WVはエバちゃんやビクトリアちゃんのような子どもたちの苦しみと願いを聴いてきました。リヴィウ州からバフムートまで、ウクライナの戦禍に見舞われているすべての村、町、都市で、子どもたちの希望や夢が輝くことができるか、それとも、絶望に沈んでしまうかは、子どもたちを支える私たちのような支援団体や関係者が、強靭にそして覚悟をもって支援活動を実施できるかにかかっています。
WVはウクライナの紛争の影響を受けている160万人以上に支援を届けてきました。その半数以上が、子ども、女性、そして最もぜい弱な人々です。
人道支援を必要としている推定1,700万人以上の人々に緊急かつ継続的に支援を届けるためには支援団体、寄付者、政府機関、地域のパートナー団体そしてコミュニティの総力をあげた息の長い連携と努力が必要不可欠です。

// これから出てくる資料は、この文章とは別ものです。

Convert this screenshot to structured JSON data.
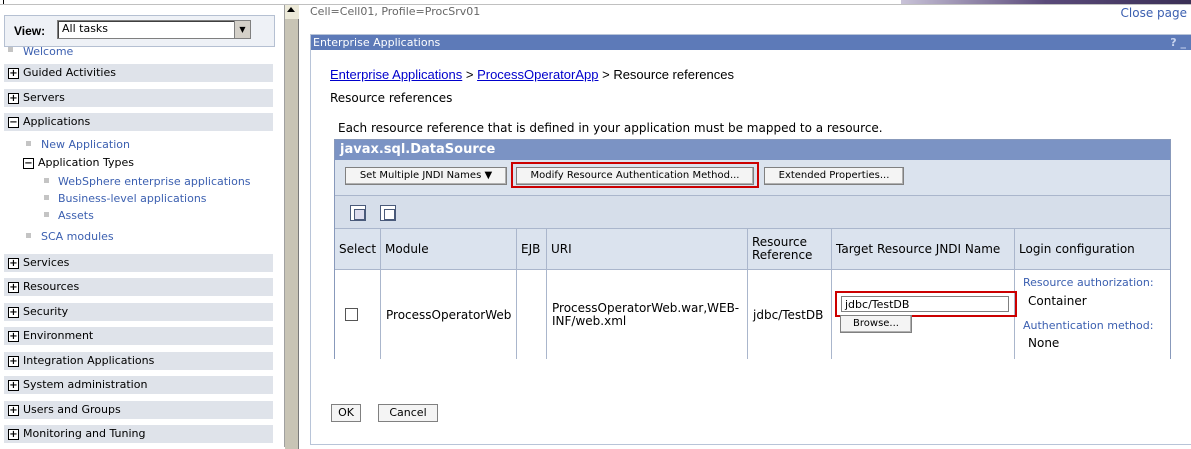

WVウクライナ危機対応責任者のクリス・パルスキーは最後に次のように述べます。「どんなに状況が複雑で困難でも、この挑戦は絶対に諦めてはなりません。ワールド・ビジョンが掲げる『すべての子どもに豊かないのちを』というビジョンは必ず果たさなければならない約束だからです。これからもウクライナの子どもたちのために祈り、願い、絶え間ない努力を続けます」
*「チャイルド・フレンドリー・スペース」とは:「子どもたちの心のケアを目的として、子どもが安心・安全に過ごせる場所」
以上
<ワールド・ビジョンのウクライナ危機対応実績(2023年12月末まで)>
ウクライナ国内、ならびに、隣国のモルドバ、ルーマニア、ジョージアにおいて、子ども77万478人を含む160万8,202人の人々に支援を届けました。
・約54万1,500人に食料支援を提供しました
・約37万人に現金やバウチャーを支援しました
・約10万8,000人にメンタルヘルスや心理的ケアを提供しました
・約25万3,500人の子どもたちに教育支援を届けました
<ワールド・ビジョンとは>
キリスト教精神に基づき、貧困、紛争、災害等により困難な状況で生きる子どもたちのために活動する国際NGO。国連経済社会理事会に公認・登録され、約100カ国で活動しています。
日本事務所であるワールド・ビジョン・ジャパンは1987年に設立され、事務所は東京都中野区です。